Aside from the drug market, police say gangs have a hand in weapons, extortion, loan sharking and money laundering through otherwise legitimate businesses.
“They will attempt to exploit weaknesses in the legal system, the financial systems. Credit card fraud for example,” police said.
“That gives them the opportunity to launder money … clean money and that makes it so much more difficult in the future.”
The gang presence come as 11 bikies from five separate gangs were arrested and charged statewide over the weekend.
The arrests were the result of street checks, vehicle intercepts and the execution of two search warrants at the Gold Coast, Chinchilla, Beerwah and Brisbane.

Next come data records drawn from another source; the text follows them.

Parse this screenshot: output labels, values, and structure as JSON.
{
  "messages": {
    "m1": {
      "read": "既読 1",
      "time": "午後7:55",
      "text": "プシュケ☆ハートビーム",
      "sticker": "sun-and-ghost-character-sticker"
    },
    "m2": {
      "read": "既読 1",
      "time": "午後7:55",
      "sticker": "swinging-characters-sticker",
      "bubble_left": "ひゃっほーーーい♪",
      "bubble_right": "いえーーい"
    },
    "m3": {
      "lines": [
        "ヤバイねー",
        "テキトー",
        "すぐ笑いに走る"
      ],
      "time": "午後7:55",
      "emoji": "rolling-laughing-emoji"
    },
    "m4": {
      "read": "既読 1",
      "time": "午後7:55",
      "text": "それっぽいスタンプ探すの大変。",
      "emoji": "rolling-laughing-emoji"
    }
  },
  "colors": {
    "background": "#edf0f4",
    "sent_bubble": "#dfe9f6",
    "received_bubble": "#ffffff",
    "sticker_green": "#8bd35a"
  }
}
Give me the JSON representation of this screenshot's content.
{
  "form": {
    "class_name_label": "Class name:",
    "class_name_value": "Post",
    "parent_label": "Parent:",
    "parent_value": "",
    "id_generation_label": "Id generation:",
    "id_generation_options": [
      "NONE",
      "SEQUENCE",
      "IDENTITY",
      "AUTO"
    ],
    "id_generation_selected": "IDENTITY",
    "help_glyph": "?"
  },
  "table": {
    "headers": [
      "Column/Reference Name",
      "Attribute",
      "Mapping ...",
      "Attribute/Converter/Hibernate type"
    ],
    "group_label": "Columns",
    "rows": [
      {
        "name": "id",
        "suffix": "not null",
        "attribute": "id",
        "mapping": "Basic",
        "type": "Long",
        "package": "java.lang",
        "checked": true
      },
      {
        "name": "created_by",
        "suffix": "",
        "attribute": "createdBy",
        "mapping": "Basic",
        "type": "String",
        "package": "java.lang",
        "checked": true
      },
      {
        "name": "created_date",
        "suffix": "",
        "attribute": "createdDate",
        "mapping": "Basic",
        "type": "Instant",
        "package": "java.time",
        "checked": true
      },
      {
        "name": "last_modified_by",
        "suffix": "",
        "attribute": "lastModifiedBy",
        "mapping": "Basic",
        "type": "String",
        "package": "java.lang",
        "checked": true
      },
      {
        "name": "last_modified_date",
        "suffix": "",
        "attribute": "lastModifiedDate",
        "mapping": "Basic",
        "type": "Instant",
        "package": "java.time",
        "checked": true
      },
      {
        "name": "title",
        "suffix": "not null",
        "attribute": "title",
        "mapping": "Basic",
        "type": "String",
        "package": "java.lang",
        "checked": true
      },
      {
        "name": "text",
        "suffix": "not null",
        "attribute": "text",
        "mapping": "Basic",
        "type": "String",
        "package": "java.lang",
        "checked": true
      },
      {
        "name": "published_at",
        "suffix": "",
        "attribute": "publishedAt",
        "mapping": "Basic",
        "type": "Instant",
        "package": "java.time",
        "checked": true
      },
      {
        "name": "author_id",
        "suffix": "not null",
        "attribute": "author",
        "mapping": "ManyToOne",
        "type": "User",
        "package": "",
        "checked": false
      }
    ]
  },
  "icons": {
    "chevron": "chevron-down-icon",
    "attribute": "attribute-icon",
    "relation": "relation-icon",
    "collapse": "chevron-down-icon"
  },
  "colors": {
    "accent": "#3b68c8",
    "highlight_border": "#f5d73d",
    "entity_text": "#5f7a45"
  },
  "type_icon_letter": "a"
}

It will be alleged the members and associates were from the Mongols, Bandidos, Odins Warriors, Rebels and Hells Angels Criminal Motorcycle Gangs. The charges include possession of dangerous drugs (ice and cannabis), possession of weapons including restricted items and a dangerous article.
Police seized ice (worth approximately $70,000), cannabis, cash, four replica handguns, knuckledusters, a Taser, extendible batons, flick knives and a crossbow.
“While CMG members and their associates choose to remain and support these declared criminal gangs they will be targeted,” Acting Detective Inspector David Cove of Task Force Maxima said.
“The results of these police actions, in terms of the drugs and weaponry located and seized from CMGs, demonstrate the continuing threat these crime gangs pose to our community.”
Organised crime in Australia is valued at about $15 billion a year.
And the Australian Crime Commission attributes about $10 billion of that to bikies.
The Queensland contribution is estimated at about $2 billion to $3 billion, according to police.
The sheer toughness of the Newman Government’s bikie laws — which include up to 25 years extra time behind bars for bikies arrested on almost any charge — forced the bikies underground, but police warn they are still here.